Continuing the topic, Daniel Sze, MD, presented a year-in-review report on liver metastatic disease. He noted, “In comparison to last year, the advance of the year is immunotherapy again.” He provided statistics on lower cancer rates and increased approvals of cancer-related drugs, along with estimates of increased cancer-related deaths by 2030 despite the approval of new drugs.

Dr. Sze continued, “The biggest news in IO is that the FDA did approve 2 CAR T-cell therapies. The FDA also approved pembrolizumab for any MSI-H/dMMR-positive solid tumor, regardless of organ or origin. This is the first-ever tissue-agnostic designation.”

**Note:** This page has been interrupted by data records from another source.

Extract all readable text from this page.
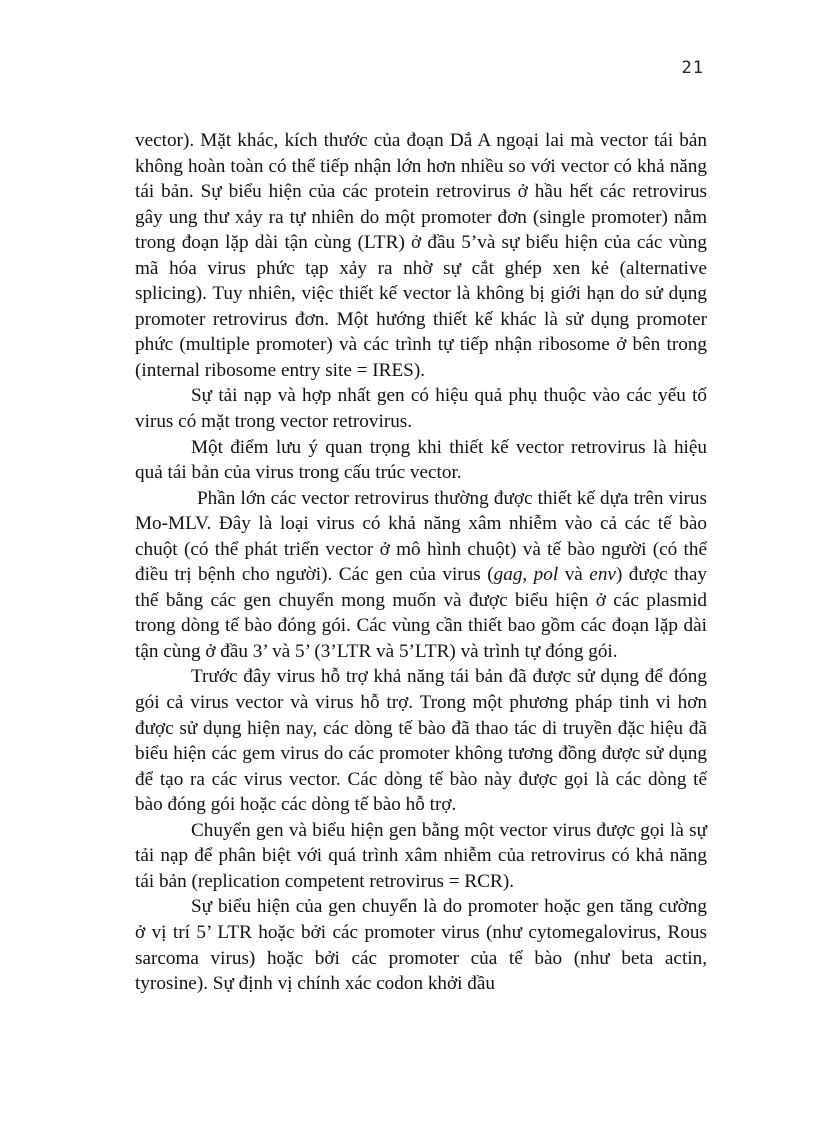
21

vector). Mặt khác, kích thước của đoạn Dắ A ngoại lai mà vector tái bản không hoàn toàn có thể tiếp nhận lớn hơn nhiều so với vector có khả năng tái bản. Sự biểu hiện của các protein retrovirus ở hầu hết các retrovirus gây ung thư xảy ra tự nhiên do một promoter đơn (single promoter) nằm trong đoạn lặp dài tận cùng (LTR) ở đầu 5’và sự biểu hiện của các vùng mã hóa virus phức tạp xảy ra nhờ sự cắt ghép xen kẻ (alternative splicing). Tuy nhiên, việc thiết kế vector là không bị giới hạn do sử dụng promoter retrovirus đơn. Một hướng thiết kế khác là sử dụng promoter phức (multiple promoter) và các trình tự tiếp nhận ribosome ở bên trong (internal ribosome entry site = IRES).

Sự tải nạp và hợp nhất gen có hiệu quả phụ thuộc vào các yếu tố virus có mặt trong vector retrovirus.

Một điểm lưu ý quan trọng khi thiết kế vector retrovirus là hiệu quả tái bản của virus trong cấu trúc vector.

Phần lớn các vector retrovirus thường được thiết kế dựa trên virus Mo-MLV. Đây là loại virus có khả năng xâm nhiễm vào cả các tế bào chuột (có thể phát triển vector ở mô hình chuột) và tế bào người (có thể điều trị bệnh cho người). Các gen của virus (gag, pol và env) được thay thế bằng các gen chuyển mong muốn và được biểu hiện ở các plasmid trong dòng tế bào đóng gói. Các vùng cần thiết bao gồm các đoạn lặp dài tận cùng ở đầu 3’ và 5’ (3’LTR và 5’LTR) và trình tự đóng gói.

Trước đây virus hỗ trợ khả năng tái bản đã được sử dụng để đóng gói cả virus vector và virus hỗ trợ. Trong một phương pháp tinh vi hơn được sử dụng hiện nay, các dòng tế bào đã thao tác di truyền đặc hiệu đã biểu hiện các gem virus do các promoter không tương đồng được sử dụng để tạo ra các virus vector. Các dòng tế bào này được gọi là các dòng tế bào đóng gói hoặc các dòng tế bào hỗ trợ.

Chuyển gen và biểu hiện gen bằng một vector virus được gọi là sự tải nạp để phân biệt với quá trình xâm nhiễm của retrovirus có khả năng tái bản (replication competent retrovirus = RCR).

Sự biểu hiện của gen chuyển là do promoter hoặc gen tăng cường ở vị trí 5’ LTR hoặc bởi các promoter virus (như cytomegalovirus, Rous sarcoma virus) hoặc bởi các promoter của tế bào (như beta actin, tyrosine). Sự định vị chính xác codon khởi đầu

As part of a panel discussion that elaborated on Dr. Sze’s comments, Robert Lewandowski, MD, agreed on the need to focus on immuno-oncology options and systemic therapies as the best way to treat HCC patients.

Taking the podium next was Santiago Aparo, MD, who addressed colorectal cancer (CRC) with liver metastases only, as well as trials and drugs for HCC.

He pointed out, “When you look at the NCCN guidelines, you have eight treatment options to consider but the guidelines don’t tell you which ones will work best for patients with CRC with liver metastases only. We need to consider all the statistics for each regimen when we’re looking to downstage these patients.”

Expanding industry concerns on the same topic, Susanne Gray Warner, MD, compared HCC transplants versus resection as treatment options and asserted it may be better to resect some early-stage patients.

Looking to the role of proton beams (and SBRT) in relation to radiation oncology in the liver, Michael Chuong, MD, noted, “Both SBRT and RFA are viable modalities, and while there are pros and cons for both options, there’s no clear winner in my mind. They both offer important options and should be considered equally.”

In questioning the use of proton beams, Dr. Chuong said, “protons can help spare the liver and can allow dose escalation to the tumor. The use of proton therapy is definitely growing, and is expected to continue growing.”

Detailing the current state of the art in liver detection and treatment planning, Bradford Wood, MD, summed up, “With immunotherapy and local therapy, the more treatment options you use, the more standard we’re all going to be in the future.”

Ending the first morning session, Dr. Samuels moderated a panel discussion of liver case reviews. Dr. Chuong presented the case of a 67-year-old woman with comorbidities. The panelists reviewed the case with applicable treatment options such as resection, chemoembolization, Y-90 inclusion, and SBRT.

Santiago Aparo, MD, also presented the case of a 63-year-old woman with a mass in the transverse colon and liver metastases. Panelists discussed the potential of SBRT as a treatment option and whether the patient is a candidate for catheter-based therapy or surgical resection. All panelists agreed on the importance of reassessing the patient after treatment to review the efficacy of their chosen treatment.